What rattles him is that this is the second time today that such a thing has happened. When he had been having lunch, at a certain point he had stopped hearing, or indeed listening to, what his companion was saying. The other man had stopped being a person with whom Fintan was communicating, and had become instead a kind of phenomenon which he was observing. It was as if the air had thinned out and the man was like something that had dropped out of the sky. Fintan had stared at his face, which was florid, at the way his bulging neck flowed over the hard edge of his shirt collar. The lilac silk tie had a luxurious sheen; he noticed the way there was a kind of white light in where it curved in the knot. Maybe it was something of the contrast between his companion's imperfect body and the expensive details of his attire that had triggered all of this. And all the time he was staring at him the man was talking, about what Fintan had no idea. He couldn't even hear him properly; it had been like watching a film with the sound turned down. Suddenly he realises that this might well be a reason why the meeting had gone so badly: he had perhaps missed some important point that the other man had made, or the man had become aware that Fintan wasn't mentally present in the way he should have been, and this had perplexed or even annoyed him. And now this strange thing in the cafe.
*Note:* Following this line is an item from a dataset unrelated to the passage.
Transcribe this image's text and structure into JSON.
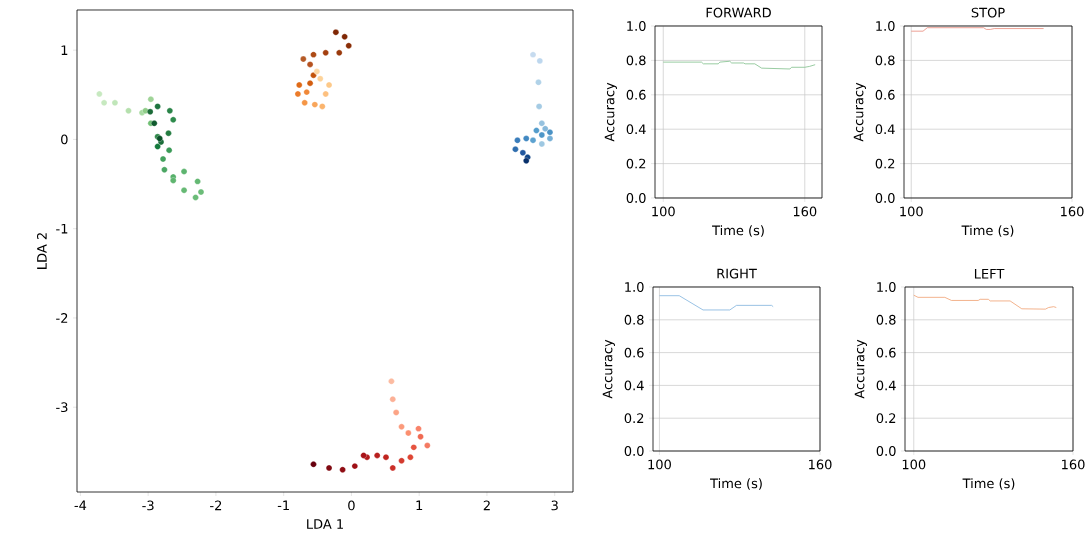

He tells himself to get a grip. He looks again at the photographs. There is a dislocation between the familiarity of the locations and the strangeness of what is shown: the clothes, the transport. The trams in the pictures are packed and seem too small to be taken seriously, with people hanging off the top as if they could only be riding along for a lark, rather than for necessity. Dublin at the start of the twentieth century looks cluttered and weirdly complex, with the fussy dresses of the women, with the elaborate shop fronts. Fintan suddenly realises that he finds it difficult to believe in the reality of these scenes. He can no more imagine himself on the streets alongside these people, who lived in the same city as him, than he can imagine himself as a figure on a Grecian urn. Is it because the images are in black and white that they seem irredeemably distant? But once Beth had shown him a photograph which reconciled the past and the present: an Edwardian miss with a straw hat, some long-forgotten ancestor of theirs, who bore an extraordinary resemblance to Fintan's sister Martina. And he remembers now also a remark Lucy had made once when they were trawling through a box of old family photographs at home: weddings, rainy picnics, late lamented terriers. ‘When did the world become coloured?' It had taken him a moment to understand what she meant, and then he thought he had never heard such a delightful notion. He loved the idea of a monochrome world suddenly flooded with colour.